Why the Ideal Asset Allocation Could Be 33% Real Estate, 33% Equity, and 33% Fixed Assets

Why the Ideal Asset Allocation Could Be 33% Real Estate, 33% Equity, and 33% Fixed Assets

In investing, one of the biggest challenges is balancing growth, stability, and long-term wealth protection.

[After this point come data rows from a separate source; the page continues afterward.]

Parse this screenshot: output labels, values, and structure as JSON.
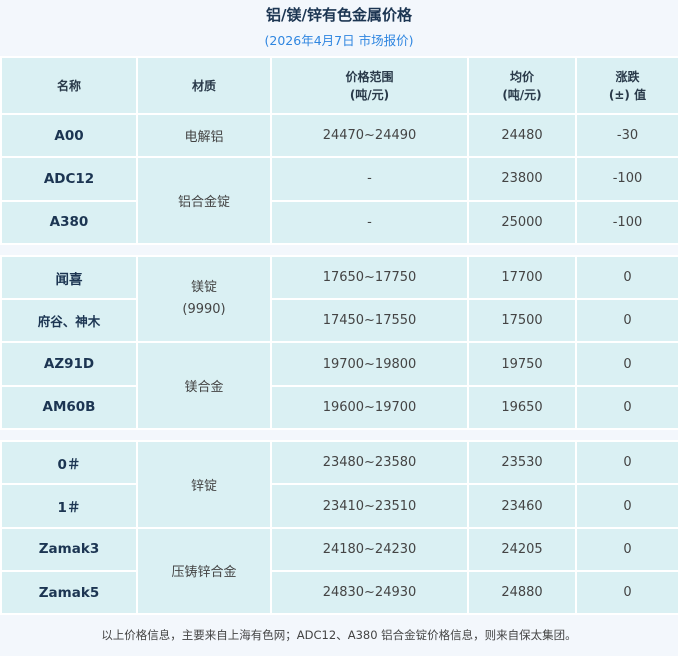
{
  "title": "铝/镁/锌有色金属价格",
  "subtitle": "(2026年4月7日 市场报价)",
  "headers": {
    "name": "名称",
    "material": "材质",
    "range": "价格范围",
    "range_unit": "(吨/元)",
    "avg": "均价",
    "avg_unit": "(吨/元)",
    "change": "涨跌",
    "change_unit": "(±) 值"
  },
  "groups": [
    {
      "rows": [
        {
          "name": "A00",
          "range": "24470~24490",
          "avg": "24480",
          "change": "-30"
        },
        {
          "name": "ADC12",
          "range": "-",
          "avg": "23800",
          "change": "-100"
        },
        {
          "name": "A380",
          "range": "-",
          "avg": "25000",
          "change": "-100"
        }
      ],
      "materials": [
        "电解铝",
        "铝合金锭"
      ]
    },
    {
      "rows": [
        {
          "name": "闻喜",
          "range": "17650~17750",
          "avg": "17700",
          "change": "0"
        },
        {
          "name": "府谷、神木",
          "range": "17450~17550",
          "avg": "17500",
          "change": "0"
        },
        {
          "name": "AZ91D",
          "range": "19700~19800",
          "avg": "19750",
          "change": "0"
        },
        {
          "name": "AM60B",
          "range": "19600~19700",
          "avg": "19650",
          "change": "0"
        }
      ],
      "materials": [
        "镁锭",
        "(9990)",
        "镁合金"
      ]
    },
    {
      "rows": [
        {
          "name": "0＃",
          "range": "23480~23580",
          "avg": "23530",
          "change": "0"
        },
        {
          "name": "1＃",
          "range": "23410~23510",
          "avg": "23460",
          "change": "0"
        },
        {
          "name": "Zamak3",
          "range": "24180~24230",
          "avg": "24205",
          "change": "0"
        },
        {
          "name": "Zamak5",
          "range": "24830~24930",
          "avg": "24880",
          "change": "0"
        }
      ],
      "materials": [
        "锌锭",
        "压铸锌合金"
      ]
    }
  ],
  "footer": "以上价格信息，主要来自上海有色网；ADC12、A380 铝合金锭价格信息，则来自保太集团。"
}
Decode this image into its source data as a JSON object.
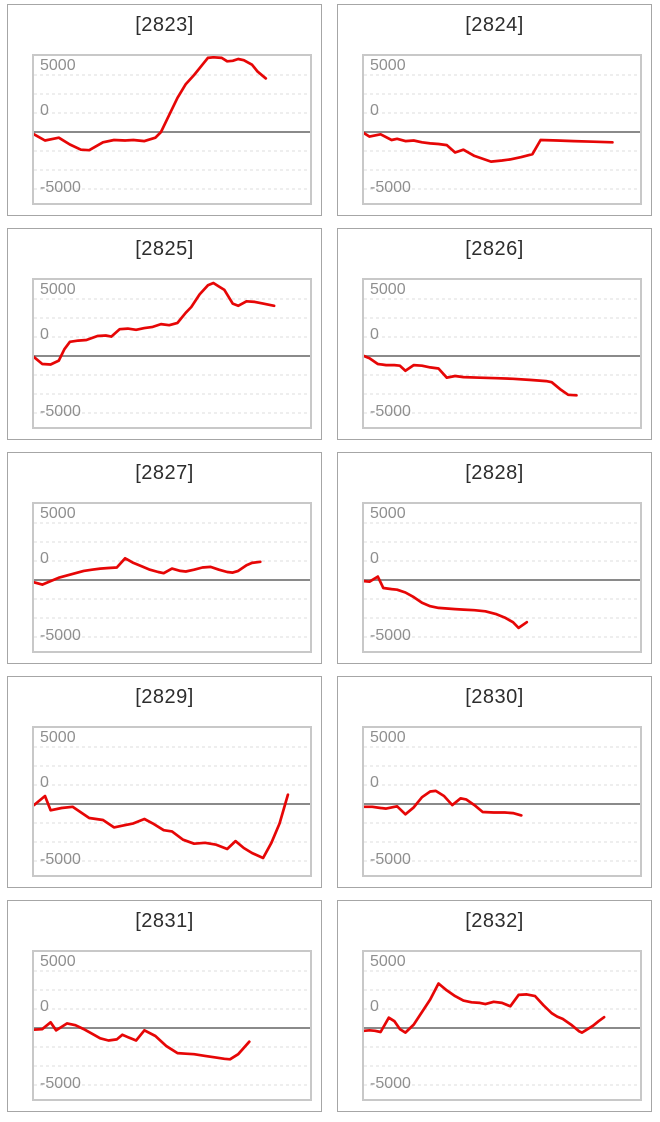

One simple and effective strategy is allocating investments equally across three major asset classes:

  • 33% Real Estate
  • 33% Equity
  • 33% Fixed Assets or Fixed Income

1. Real Estate – 33%

Real estate is considered one of the safest long-term wealth-building assets and provides protection against inflation.

  • Residential property
  • Commercial property
  • Land
  • REITs

2. Equity – 33%

Equity investments provide long-term growth and help beat inflation.

  • Stocks
  • Mutual funds
  • ETFs
  • Index funds

3. Fixed Assets / Fixed Income – 33%

Fixed-income assets provide stability and reduce portfolio risk.

  • FDs
  • PPF
  • EPF
  • Government bonds
  • Debt mutual funds
  • Gold and silver

Why This Allocation Works

  • Growth through equity
  • Stability through fixed-income assets
  • Wealth preservation through real estate

A diversified portfolio helps reduce risk and provides better long-term financial stability.